The week after Christmas, when life gets slow and sleepy and I tend to shuffle around in socks more than shoes, Margaret called and asked if I wanted to go truffle hunting. I’d watched enough documentaries to know a truffle hunt wasn’t something you turned down. Besides, my plans for the day included wrestling the Christmas tree back into its box and picking flocking out of the carpet. I said yes and hurried to the car to head to Holland.
Holland is more than a spot on a map for me—it’s a chapter in my life. Mama grew up there, and we spent a good part of my childhood wading through Long Creek, camping down in the bottoms, and playing hide-and-seek in the Baptist Church cemetery after Vacation Bible School. My older cousins would tease the younger kids and scare us. But then Sunday dinners at Mama Wavie’s house would always roll around and you'd find us same cousins piled high on the couch. These days, my trips to Holland are quieter, reserved for spring afternoons with Mama and Granny, walking through the cemetery, fixing up flowers and Windex-ing off graves.
I first heard about Margaret’s truffle farm on a hot July evening at a First Friday event in Scottsville. I was standing there with a soft-serve ice cream cone from the cafe, when she asked, "Where'd you get that?" After she got her own, we struck up a conversation. She didn’t have that lifelong Scottsville look about her and so I was curious! Margaret grew up here but had spent her career and family raising years in Seattle. I nearly dropped my ice cream when she told me she had returned home and was growing truffles on her family farm in Allen County. Allen County and truffles?! Let alone, Kentucky! As far as I knew (from my extensive documentary education) truffles were something that came from dense forests in France, sniffed out by pigs. But here they were, trying to grow in a place where the biggest culinary adventure was hunting dryland fish.

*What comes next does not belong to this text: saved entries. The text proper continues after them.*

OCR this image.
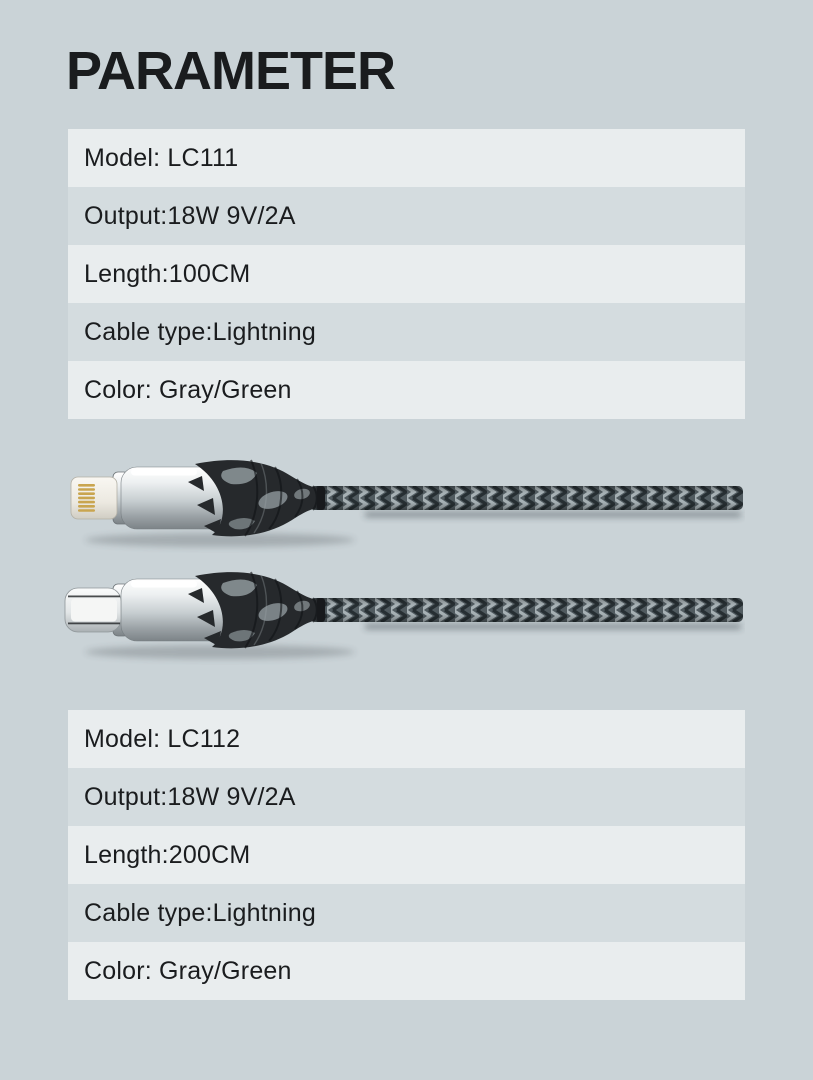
PARAMETER
Model: LC111
Output:18W 9V/2A
Length:100CM
Cable type:Lightning
Color: Gray/Green
Model: LC112
Output:18W 9V/2A
Length:200CM
Cable type:Lightning
Color: Gray/Green
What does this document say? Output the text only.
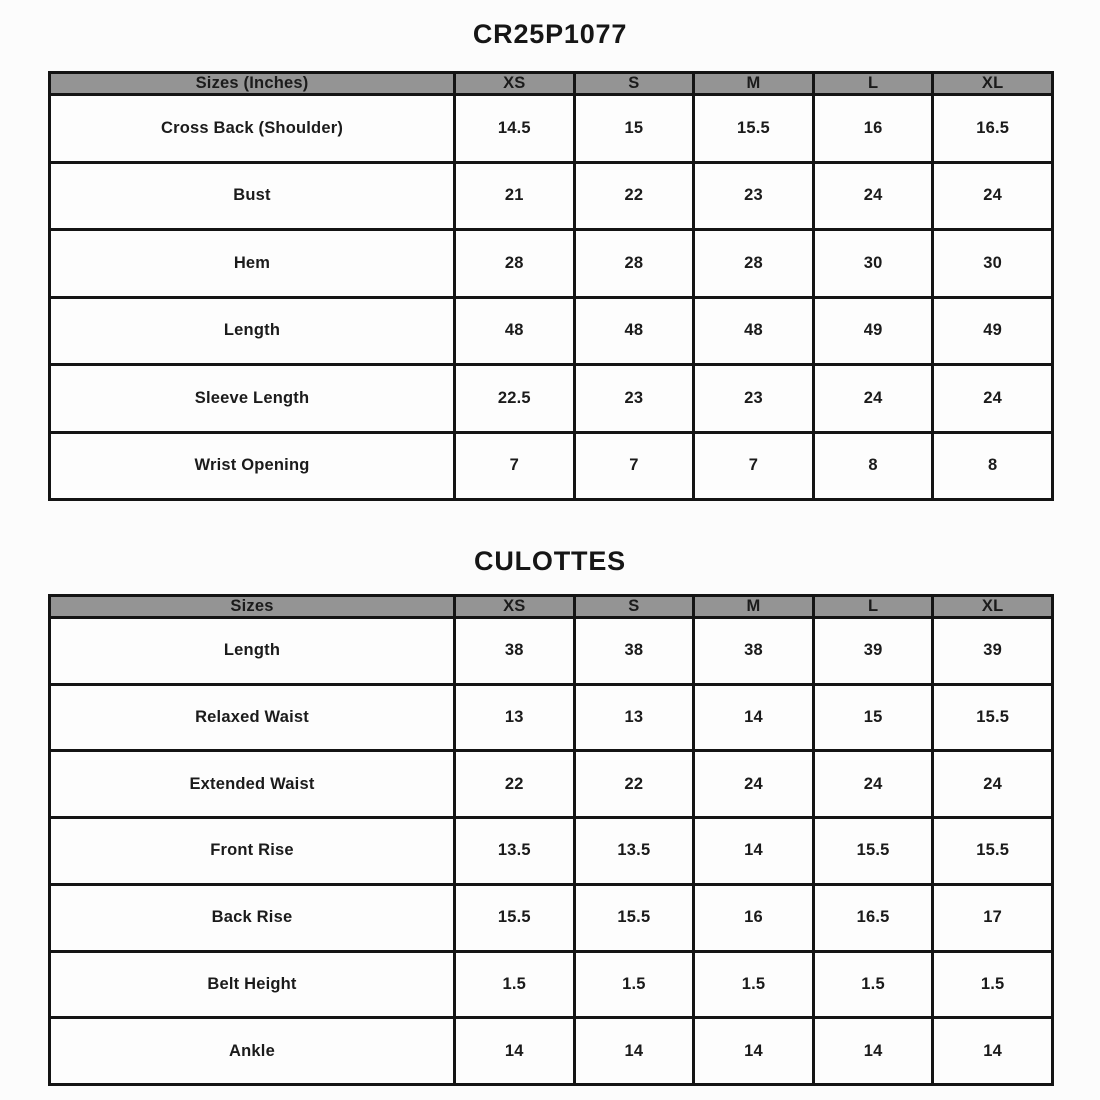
CR25P1077
Sizes (Inches)	XS	S	M	L	XL
Cross Back (Shoulder)	14.5	15	15.5	16	16.5
Bust	21	22	23	24	24
Hem	28	28	28	30	30
Length	48	48	48	49	49
Sleeve Length	22.5	23	23	24	24
Wrist Opening	7	7	7	8	8
CULOTTES
Sizes	XS	S	M	L	XL
Length	38	38	38	39	39
Relaxed Waist	13	13	14	15	15.5
Extended Waist	22	22	24	24	24
Front Rise	13.5	13.5	14	15.5	15.5
Back Rise	15.5	15.5	16	16.5	17
Belt Height	1.5	1.5	1.5	1.5	1.5
Ankle	14	14	14	14	14
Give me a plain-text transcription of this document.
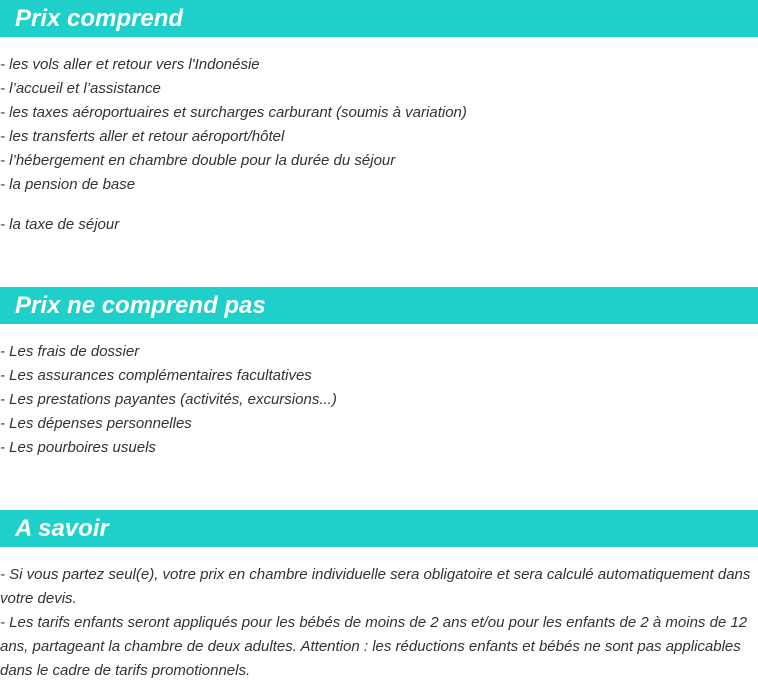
Prix comprend
- les vols aller et retour vers l'Indonésie
- l’accueil et l’assistance
- les taxes aéroportuaires et surcharges carburant (soumis à variation)
- les transferts aller et retour aéroport/hôtel
- l’hébergement en chambre double pour la durée du séjour
- la pension de base
- la taxe de séjour
Prix ne comprend pas
- Les frais de dossier
- Les assurances complémentaires facultatives
- Les prestations payantes (activités, excursions...)
- Les dépenses personnelles
- Les pourboires usuels
A savoir
- Si vous partez seul(e), votre prix en chambre individuelle sera obligatoire et sera calculé automatiquement dans votre devis.
- Les tarifs enfants seront appliqués pour les bébés de moins de 2 ans et/ou pour les enfants de 2 à moins de 12 ans, partageant la chambre de deux adultes. Attention : les réductions enfants et bébés ne sont pas applicables dans le cadre de tarifs promotionnels.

Newtown Truffière, she told me, was her retirement project. While others bought campers or golf carts or condos in Florida, Margaret, a former exec for Microsoft and J.B. Hunt, chose a truffle orchard. “I wanted a challenge,” she said, like that was reason enough to coax a European delicacy out of Kentucky soil. And she sure got one. Truffle farming, I’ve learned, is truly a challenge. You need the right soil conditions, endless patience, a well-documented hunt history, and a dog smart enough to sniff out treasure underground. It wasn’t just farming; it was pioneering, putting Holland, Kentucky, on a map most people didn’t know existed.
On the day of the hunt, I turned down that familiar Holland Road. The homes and farmland of family and friends passed by me. New houses popped up in the middle of once empty fields and surprisingly some of my favorite old houses were still standing. The sun worked hard that day and it was warm and sunny! When I walked into the farm house, Luca, the truffle dog, greeted me with an energy that said, Let’s go already. He’s a Lagotto Romagnolo, an Italian breed with curly hair and a sniffer fine-tuned for fungus. Margaret’s husband, Steve, handed me a cup of coffee, but I barely finished it before we piled into the truck, Luca chatty with anticipation.

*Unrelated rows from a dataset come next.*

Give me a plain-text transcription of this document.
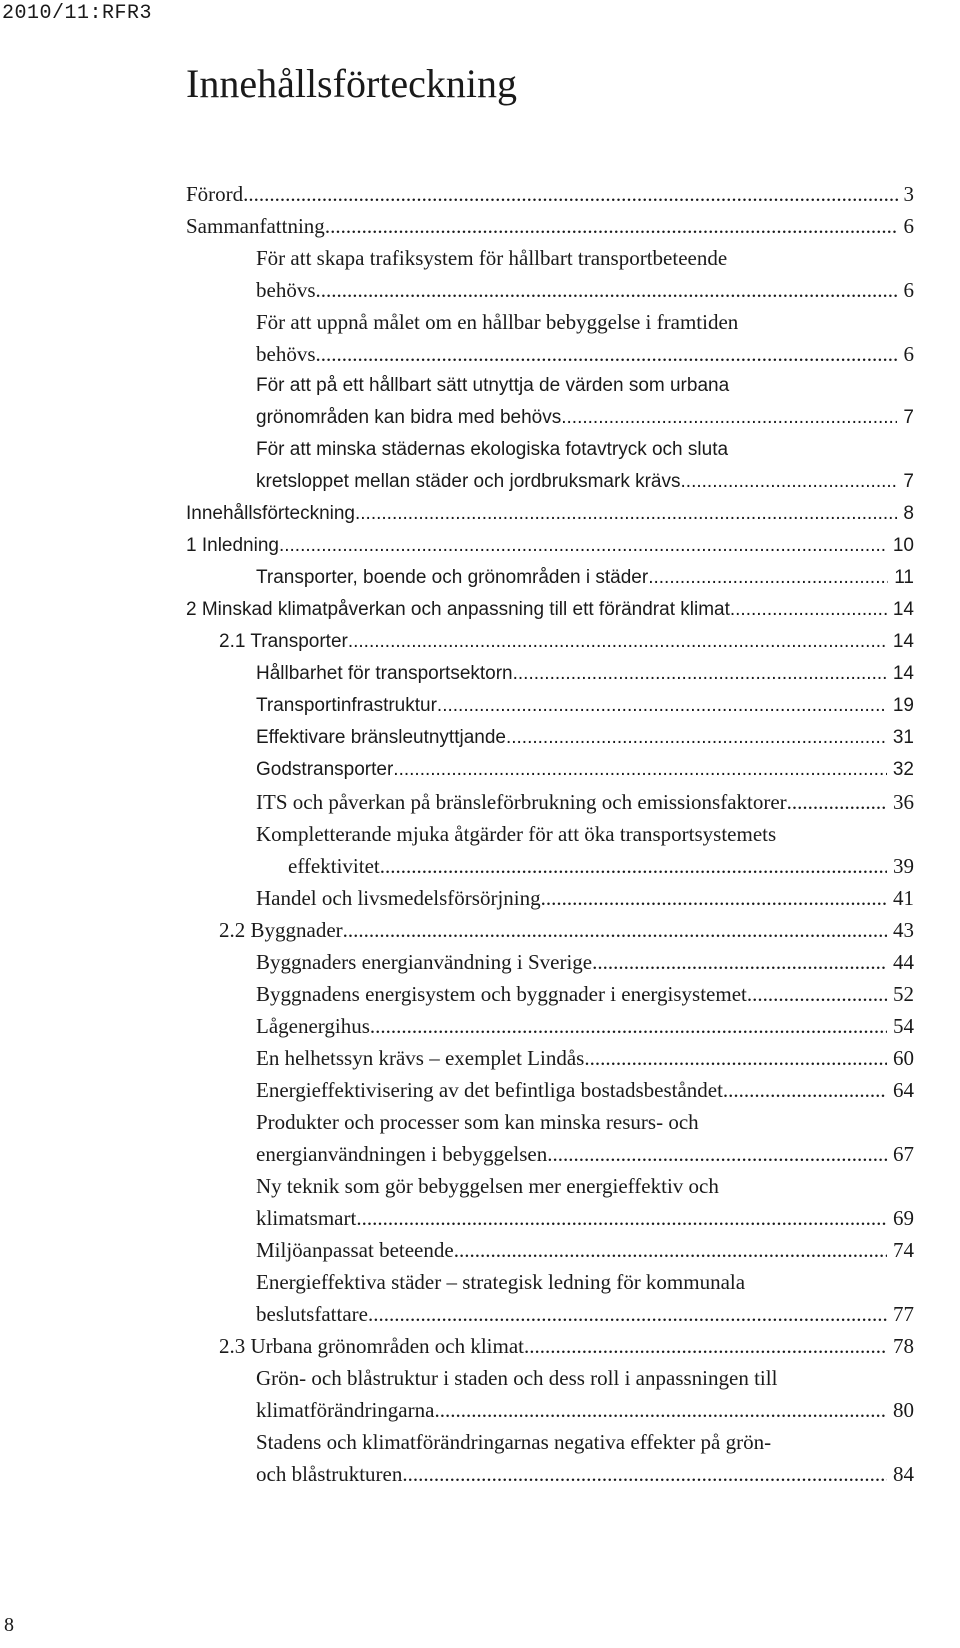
2010/11:RFR3
Innehållsförteckning
Förord .....	3
Sammanfattning .....	6
För att skapa trafiksystem för hållbart transportbeteende
behövs .....	6
För att uppnå målet om en hållbar bebyggelse i framtiden
behövs .....	6
För att på ett hållbart sätt utnyttja de värden som urbana
grönområden kan bidra med behövs .....	7
För att minska städernas ekologiska fotavtryck och sluta
kretsloppet mellan städer och jordbruksmark krävs .....	7
Innehållsförteckning .....	8
1 Inledning .....	10
Transporter, boende och grönområden i städer .....	11
2 Minskad klimatpåverkan och anpassning till ett förändrat klimat .....	14
2.1 Transporter .....	14
Hållbarhet för transportsektorn .....	14
Transportinfrastruktur .....	19
Effektivare bränsleutnyttjande .....	31
Godstransporter .....	32
ITS och påverkan på bränsleförbrukning och emissionsfaktorer .....	36
Kompletterande mjuka åtgärder för att öka transportsystemets
effektivitet .....	39
Handel och livsmedelsförsörjning .....	41
2.2 Byggnader .....	43
Byggnaders energianvändning i Sverige .....	44
Byggnadens energisystem och byggnader i energisystemet .....	52
Lågenergihus .....	54
En helhetssyn krävs – exemplet Lindås .....	60
Energieffektivisering av det befintliga bostadsbeståndet .....	64
Produkter och processer som kan minska resurs- och
energianvändningen i bebyggelsen .....	67
Ny teknik som gör bebyggelsen mer energieffektiv och
klimatsmart .....	69
Miljöanpassat beteende .....	74
Energieffektiva städer – strategisk ledning för kommunala
beslutsfattare .....	77
2.3 Urbana grönområden och klimat .....	78
Grön- och blåstruktur i staden och dess roll i anpassningen till
klimatförändringarna .....	80
Stadens och klimatförändringarnas negativa effekter på grön-
och blåstrukturen .....	84
8
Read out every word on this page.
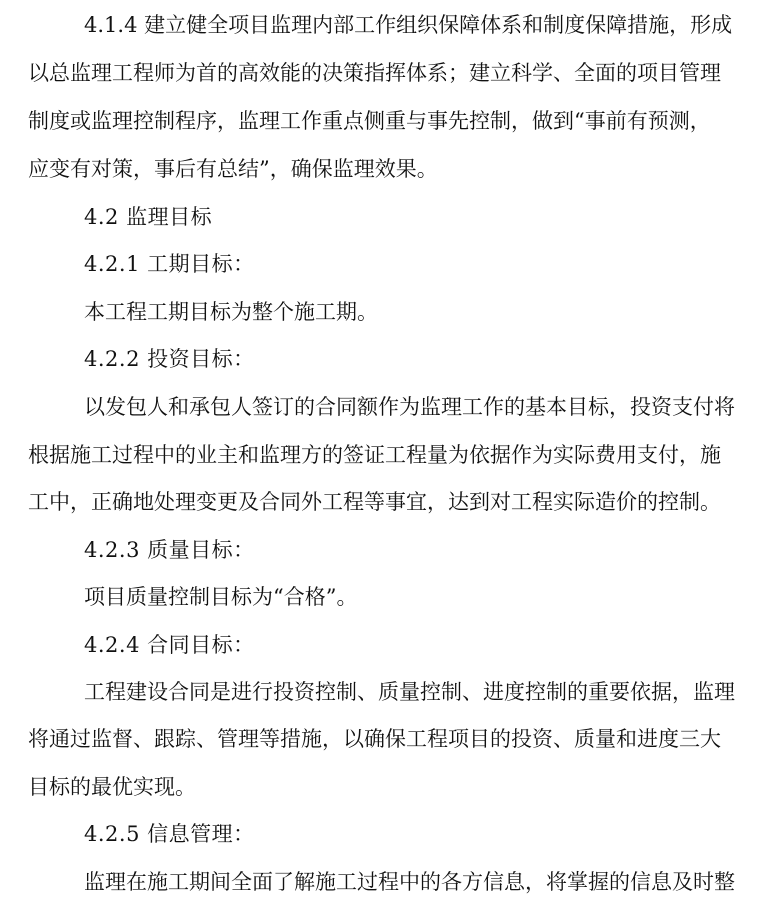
4.1.4 建立健全项目监理内部工作组织保障体系和制度保障措施，形成
以总监理工程师为首的高效能的决策指挥体系；建立科学、全面的项目管理
制度或监理控制程序，监理工作重点侧重与事先控制，做到“事前有预测，
应变有对策，事后有总结”，确保监理效果。
4.2 监理目标
4.2.1 工期目标：
本工程工期目标为整个施工期。
4.2.2 投资目标：
以发包人和承包人签订的合同额作为监理工作的基本目标，投资支付将
根据施工过程中的业主和监理方的签证工程量为依据作为实际费用支付，施
工中，正确地处理变更及合同外工程等事宜，达到对工程实际造价的控制。
4.2.3 质量目标：
项目质量控制目标为“合格”。
4.2.4 合同目标：
工程建设合同是进行投资控制、质量控制、进度控制的重要依据，监理
将通过监督、跟踪、管理等措施，以确保工程项目的投资、质量和进度三大
目标的最优实现。
4.2.5 信息管理：
监理在施工期间全面了解施工过程中的各方信息，将掌握的信息及时整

The lower orchard was a field of hazelnut trees planted with purpose. As we drove past the cluster of cat houses—yes, houses for cats—Margaret explained their mission: rodent control. Mice, voles, and other burrowing menaces can ruin truffle growth, so feral cats were the farm’s natural security force.

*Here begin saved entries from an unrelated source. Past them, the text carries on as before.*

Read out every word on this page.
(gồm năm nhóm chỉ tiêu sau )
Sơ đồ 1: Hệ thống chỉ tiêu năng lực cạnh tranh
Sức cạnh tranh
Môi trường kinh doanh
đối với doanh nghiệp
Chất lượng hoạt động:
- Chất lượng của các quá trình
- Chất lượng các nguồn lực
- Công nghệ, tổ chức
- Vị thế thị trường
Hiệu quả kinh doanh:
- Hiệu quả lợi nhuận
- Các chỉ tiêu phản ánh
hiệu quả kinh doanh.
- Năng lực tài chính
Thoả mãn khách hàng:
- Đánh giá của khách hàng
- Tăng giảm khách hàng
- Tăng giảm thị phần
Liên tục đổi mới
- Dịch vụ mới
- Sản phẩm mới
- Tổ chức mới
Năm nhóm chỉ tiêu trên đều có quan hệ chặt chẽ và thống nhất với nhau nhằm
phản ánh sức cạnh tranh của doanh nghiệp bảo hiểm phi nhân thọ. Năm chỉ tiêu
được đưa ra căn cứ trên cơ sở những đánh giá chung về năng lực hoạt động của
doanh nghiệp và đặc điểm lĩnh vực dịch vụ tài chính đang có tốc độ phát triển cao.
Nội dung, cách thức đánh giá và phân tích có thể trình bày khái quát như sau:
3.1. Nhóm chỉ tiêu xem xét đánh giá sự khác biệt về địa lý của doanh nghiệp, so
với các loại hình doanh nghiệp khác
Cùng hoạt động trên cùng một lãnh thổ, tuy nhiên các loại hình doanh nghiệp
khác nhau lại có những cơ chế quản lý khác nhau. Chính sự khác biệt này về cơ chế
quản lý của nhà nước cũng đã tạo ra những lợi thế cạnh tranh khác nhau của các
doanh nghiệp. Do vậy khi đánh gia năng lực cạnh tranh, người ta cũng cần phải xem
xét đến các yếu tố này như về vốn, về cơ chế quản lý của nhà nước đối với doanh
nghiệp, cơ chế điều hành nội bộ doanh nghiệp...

Once we parked, Margaret clipped Luca’s leash into place. “Hunt mode,” she said with a shift of the harness. I learned right then that Luca had two modes: pet mode and work mode, toggled by a leash adjustment and a secret command word. “You have to use a word you’d never say at home,” she said with a grin. And then she gave the command.
The dog stiffened, nose to the ground, tail high. And just like that, we were off, chasing truffles through Kentucky clay on a warm winter day.